Analysis shows that for a large $n$ , the term $v_s(n!)$ is significantly larger than any other contributing factor. This leads to a major simplification: the exponent $e_s$ is dominated by the case where $s=q$ .

e_s \approx v_s(\text{ord}_{s^{v_s(n!)}}(p)) = v_s(n!) - v_s(p^{\text{ord}_s(p)}-1) + \delta

(where $\delta$ is 1 for $s=2$ and 0 otherwise).

The term $v_s(p^{\text{ord}_s(p)}-1)$ is almost always 1. A value greater than 1 occurs only if $p^{\text{ord}_s(p)} \equiv 1 \pmod{s^2}$ , which implies $p^{s-1} \equiv 1 \pmod{s^2}$ . Primes $s$ with this property (for a given base $p$ ) are called Wieferich primes and are exceptionally rare.

Applying to the Problem

We are given $p = 10^9 + 7$ and $n = 10^7$ . We can make the standard and safe assumption that for $p=10^9+7$ , no odd Wieferich primes exist up to $10^7$ .

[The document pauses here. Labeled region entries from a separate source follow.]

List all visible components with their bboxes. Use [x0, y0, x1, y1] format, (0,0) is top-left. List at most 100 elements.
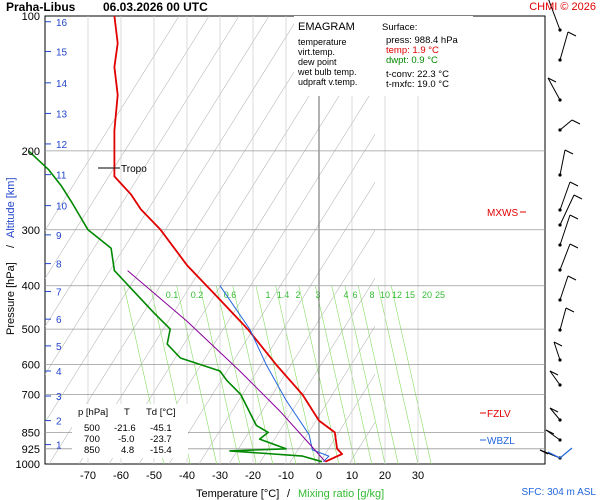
legend-box [294, 16, 378, 96]
dry-adiabat-line [45, 16, 270, 375]
wind-barb-dot [558, 98, 562, 102]
level-table-bg [72, 404, 188, 458]
altitude-tick-label: 13 [56, 109, 68, 120]
table-header-td: Td [°C] [146, 407, 176, 418]
temperature-tick-label: -60 [113, 470, 129, 482]
wind-barb-dot [558, 28, 562, 32]
wind-barb-staff [549, 370, 561, 386]
temperature-tick-label: 0 [316, 470, 322, 482]
table-cell: -5.0 [118, 434, 134, 445]
wind-barb-flag [545, 429, 555, 435]
table-cell: 850 [84, 445, 100, 456]
x-axis-label: Temperature [°C] [196, 488, 279, 500]
wind-barb-staff [559, 214, 571, 246]
pressure-tick-label: 400 [22, 281, 40, 293]
dry-adiabat-line [318, 373, 375, 464]
temperature-tick-label: 20 [379, 470, 391, 482]
table-cell: -15.4 [150, 445, 172, 456]
altitude-tick-label: 2 [56, 417, 62, 428]
dry-adiabat-line [198, 181, 375, 464]
altitude-tick-label: 16 [56, 18, 68, 29]
mixing-ratio-line [255, 285, 297, 465]
legend-item-updraft: udpraft v.temp. [298, 77, 357, 87]
altitude-tick-label: 4 [56, 367, 62, 378]
wbzl-label: WBZL [487, 436, 515, 447]
dry-adiabat-line [45, 16, 210, 279]
wind-barb-flag [573, 194, 583, 200]
altitude-tick-label: 5 [56, 342, 62, 353]
legend-item-virt-temp: virt.temp. [298, 47, 335, 57]
wind-barb-dot [558, 58, 562, 62]
table-cell: 700 [84, 434, 100, 445]
altitude-tick-label: 6 [56, 315, 62, 326]
dry-adiabat-line [288, 325, 375, 464]
wind-barb-flag [564, 149, 574, 155]
wind-barb-staff [549, 407, 561, 421]
wind-barb-staff [548, 0, 561, 31]
wind-barb-staff [559, 149, 566, 176]
mixing-ratio-label: 0.2 [191, 290, 204, 300]
dry-adiabat-line [559, 16, 600, 464]
mixing-ratio-label: 8 [369, 290, 374, 300]
surface-title: Surface: [382, 22, 417, 33]
altitude-tick-label: 3 [56, 392, 62, 403]
legend-item-temperature: temperature [298, 37, 347, 47]
wind-barb-flag [569, 243, 579, 249]
surface-tconv: t-conv: 22.3 °C [386, 69, 449, 80]
pressure-tick-label: 200 [22, 146, 40, 158]
mixing-ratio-label: 20 [422, 290, 432, 300]
temperature-tick-label: 10 [346, 470, 358, 482]
wind-barb-staff [553, 341, 561, 361]
temperature-tick-label: -30 [212, 470, 228, 482]
pressure-tick-label: 600 [22, 360, 40, 372]
dry-adiabat-line [168, 133, 375, 464]
pressure-tick-label: 500 [22, 324, 40, 336]
altitude-tick-label: 8 [56, 260, 62, 271]
temperature-tick-label: -50 [146, 470, 162, 482]
wind-barb-flag [567, 275, 577, 281]
wind-barb-flag [571, 119, 581, 125]
pressure-tick-label: 100 [22, 11, 40, 23]
mixing-ratio-line [315, 285, 356, 465]
wind-barb-staff [559, 307, 567, 331]
wind-barb-dot [558, 173, 562, 177]
datetime-title: 06.03.2026 00 UTC [103, 0, 208, 14]
wind-barb-flag [569, 214, 579, 220]
mixing-ratio-line [216, 285, 257, 465]
dry-adiabat-line [589, 16, 600, 464]
surface-dwpt: dwpt: 0.9 °C [386, 55, 438, 66]
y-axis-label: Pressure [hPa] [5, 262, 17, 335]
wind-barb-dot [558, 328, 562, 332]
altitude-tick-label: 11 [56, 171, 67, 182]
y-axis-label-altitude: Altitude [km] [5, 177, 17, 238]
wind-barb-staff [559, 181, 571, 211]
pressure-tick-label: 300 [22, 225, 40, 237]
wind-barb-staff [559, 31, 569, 61]
legend-item-dew-point: dew point [298, 57, 337, 67]
legend-title: EMAGRAM [298, 21, 355, 33]
wind-barb-dot [558, 128, 562, 132]
grid-clip-group [45, 16, 600, 464]
wind-barb-flag [539, 449, 549, 455]
table-header-t: T [124, 407, 130, 418]
wind-barb-dot [558, 358, 562, 362]
copyright-label: CHMI © 2026 [529, 1, 596, 13]
wind-barb-flag [549, 370, 559, 376]
mixing-ratio-label: 1.4 [277, 290, 290, 300]
wind-barb-staff [559, 243, 571, 271]
surface-tmxfc: t-mxfc: 19.0 °C [386, 79, 449, 90]
mixing-ratio-label: 25 [435, 290, 445, 300]
wind-barb-staff [559, 194, 575, 226]
wind-barb-dot [558, 223, 562, 227]
wind-barb-flag [569, 181, 579, 187]
temperature-tick-label: -20 [245, 470, 261, 482]
table-cell: -45.1 [150, 423, 172, 434]
wind-barb-flag [547, 77, 557, 83]
mxws-label: MXWS [487, 208, 518, 219]
series-udpraft-v-temp-line [127, 270, 326, 463]
surface-wind-barb [547, 447, 573, 459]
x-axis-label-mixing: Mixing ratio [g/kg] [298, 488, 384, 500]
mixing-ratio-label: 1 [265, 290, 270, 300]
dry-adiabat-line [45, 16, 180, 231]
wind-barb-dot [558, 298, 562, 302]
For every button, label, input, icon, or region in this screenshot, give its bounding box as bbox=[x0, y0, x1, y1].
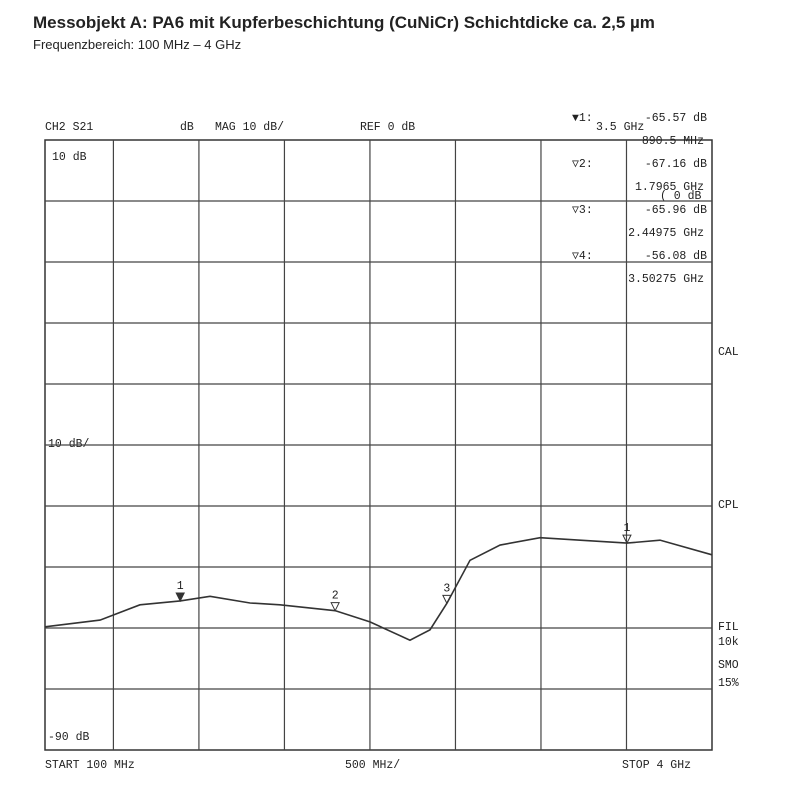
readout-label: ▼1: bbox=[572, 112, 593, 125]
marker bbox=[175, 592, 186, 603]
readout-value: -67.16 dB bbox=[645, 158, 707, 171]
chart-title: Messobjekt A: PA6 mit Kupferbeschichtung… bbox=[33, 13, 655, 32]
marker bbox=[442, 594, 452, 605]
side-label: FIL bbox=[718, 621, 739, 634]
side-label: 10k bbox=[718, 636, 739, 649]
x-label: START 100 MHz bbox=[45, 759, 135, 772]
header: MAG 10 dB/ bbox=[215, 121, 284, 134]
readout-freq: 1.7965 GHz bbox=[635, 181, 704, 194]
side-label: SMO bbox=[718, 659, 739, 672]
scale-label: -90 dB bbox=[48, 731, 90, 744]
extra-text: 3.5 GHz bbox=[596, 121, 644, 134]
readout-freq: 3.50275 GHz bbox=[628, 273, 704, 286]
readout-value: -65.57 dB bbox=[645, 112, 707, 125]
readout-freq: 890.5 MHz bbox=[642, 135, 704, 148]
readout-freq: 2.44975 GHz bbox=[628, 227, 704, 240]
readout-value: -56.08 dB bbox=[645, 250, 707, 263]
marker bbox=[330, 602, 340, 612]
side-label: 15% bbox=[718, 677, 739, 690]
marker-label: 3 bbox=[443, 582, 450, 595]
extra-text: ( 0 dB bbox=[660, 190, 702, 203]
marker-label: 1 bbox=[177, 580, 184, 593]
marker-label: 2 bbox=[332, 590, 339, 603]
readout-label: ▽4: bbox=[572, 250, 593, 263]
marker-label: 1 bbox=[624, 522, 631, 535]
readout-label: ▽3: bbox=[572, 204, 593, 217]
x-label: STOP 4 GHz bbox=[622, 759, 691, 772]
header: CH2 S21 bbox=[45, 121, 93, 134]
side-label: CPL bbox=[718, 499, 739, 512]
trace bbox=[44, 536, 713, 642]
header: REF 0 dB bbox=[360, 121, 415, 134]
marker bbox=[622, 534, 632, 545]
scale-label: 10 dB bbox=[52, 151, 87, 164]
side-label: CAL bbox=[718, 346, 739, 359]
readout-value: -65.96 dB bbox=[645, 204, 707, 217]
header: dB bbox=[180, 121, 194, 134]
x-label: 500 MHz/ bbox=[345, 759, 400, 772]
readout-label: ▽2: bbox=[572, 158, 593, 171]
chart-subtitle: Frequenzbereich: 100 MHz – 4 GHz bbox=[33, 37, 241, 52]
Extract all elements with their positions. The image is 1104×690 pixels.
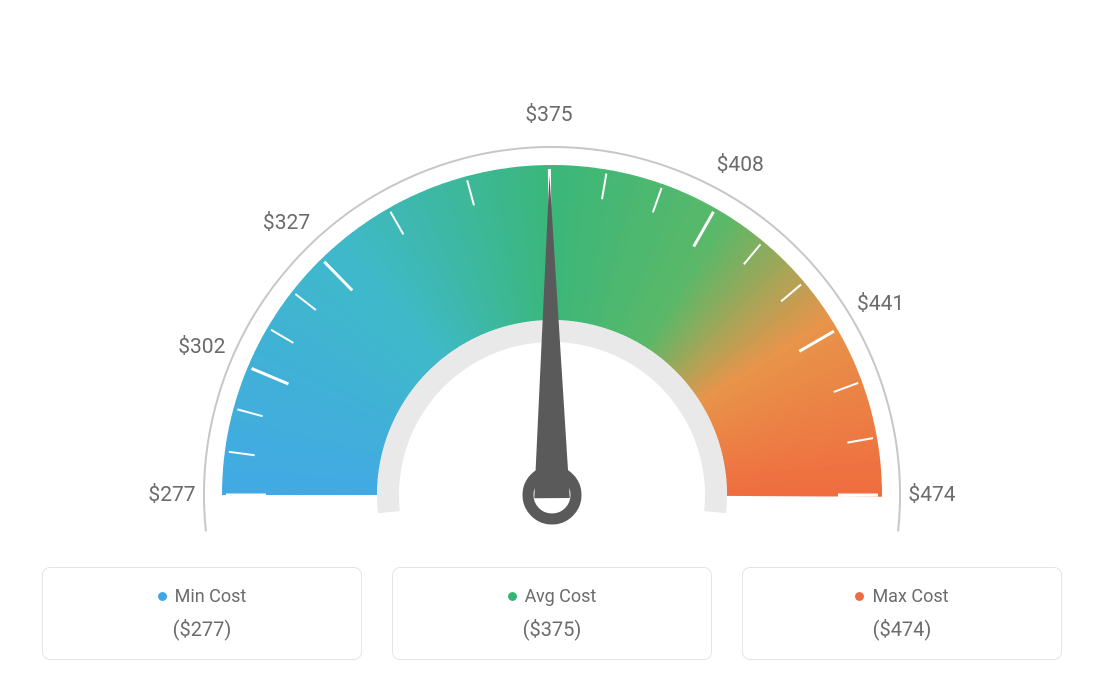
legend-max-value: ($474) xyxy=(743,617,1061,641)
legend-avg-dot xyxy=(508,592,517,601)
gauge-tick-label: $474 xyxy=(908,483,955,507)
legend-max-title: Max Cost xyxy=(855,586,948,607)
gauge-tick-label: $408 xyxy=(717,153,764,177)
legend-avg-title: Avg Cost xyxy=(508,586,597,607)
gauge-area: $277 $302 $327 $375 $408 $441 $474 xyxy=(0,0,1104,560)
legend-avg-card: Avg Cost ($375) xyxy=(392,567,712,660)
legend-max-label: Max Cost xyxy=(872,586,948,607)
gauge-tick-label: $302 xyxy=(178,335,225,359)
legend-min-card: Min Cost ($277) xyxy=(42,567,362,660)
gauge-tick-label: $441 xyxy=(857,292,904,316)
gauge-tick-label: $277 xyxy=(148,483,195,507)
legend-max-card: Max Cost ($474) xyxy=(742,567,1062,660)
legend-min-title: Min Cost xyxy=(158,586,247,607)
gauge-tick-label: $375 xyxy=(525,103,572,127)
legend-min-label: Min Cost xyxy=(175,586,247,607)
gauge-tick-label: $327 xyxy=(263,211,310,235)
gauge-svg xyxy=(0,0,1104,560)
legend-min-value: ($277) xyxy=(43,617,361,641)
gauge-chart-container: $277 $302 $327 $375 $408 $441 $474 Min Cost ($… xyxy=(0,0,1104,690)
legend-avg-value: ($375) xyxy=(393,617,711,641)
legend-min-dot xyxy=(158,592,167,601)
legend-row: Min Cost ($277) Avg Cost ($375) Max Cost… xyxy=(0,567,1104,660)
legend-avg-label: Avg Cost xyxy=(525,586,597,607)
legend-max-dot xyxy=(855,592,864,601)
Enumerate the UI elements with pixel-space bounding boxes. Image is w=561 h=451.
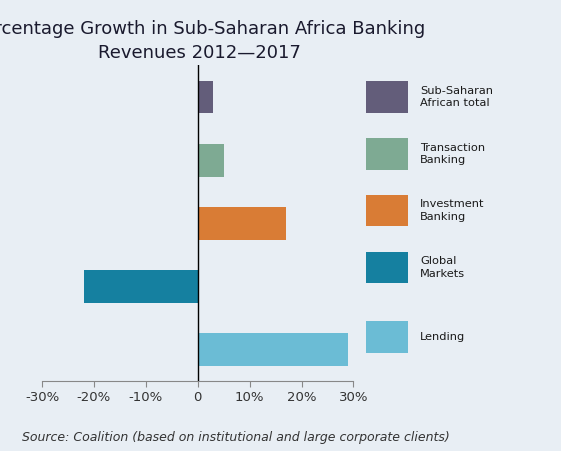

For odd primes $q \le n$ : We assume $v_q(p^{\text{ord}_q(p)}-1) = 1$ . The exponent of $q$ in the final answer is $v_q(n!) - 1$ .
For the prime $q=2$ : We must calculate $c_2 = v_2(p^2-1)$ . $p = 10^9+7 \equiv 7 \pmod 8$ . $p-1 = 10^9+6$ , so $v_2(p-1)=1$ . $p+1 = 10^9+8$ , so $v_2(p+1)=3$ . $c_2 = v_2(p^2-1) = v_2(p-1) + v_2(p+1) = 1+3=4$ . The exponent of 2 in the answer is $v_2(n!) - 4 + 1 = v_2(n!) - 3$ .

Combining these results, the final answer $A = R(p, n)$ is:

A = 2^{v_2(n!)-3} \cdot \prod_{\substack{q \le n \\ q \text{ odd prime}}} q^{v_q(n!)-1}

The Final Formula

We can rewrite this formula by factoring out $n! = \prod_{q \le n} q^{v_q(n!)}$ :

A = \frac{\prod_{q \le n} q^{v_q(n!)}}{2^3 \cdot \prod_{q \le n, q \text{ odd}} q^1} = \frac{n!}{8 \cdot \prod_{2 < q \le n} q}

The problem asks for this value modulo $p = 10^9+7$ . The final computation is:

A \equiv n! \cdot (8)^{-1} \cdot \left(\prod_{2 < q \le n} q\right)^{-1} \pmod{p}

This can be calculated efficiently:

Compute $n! \pmod{p}$ .
Use a prime sieve to find all primes $q$ from $3$ to $n=10^7$ .
Compute the product of these primes modulo $p$ .
Find the modular multiplicative inverses of 8 and the product of primes.
Multiply all the components together modulo $p$ to get the final answer.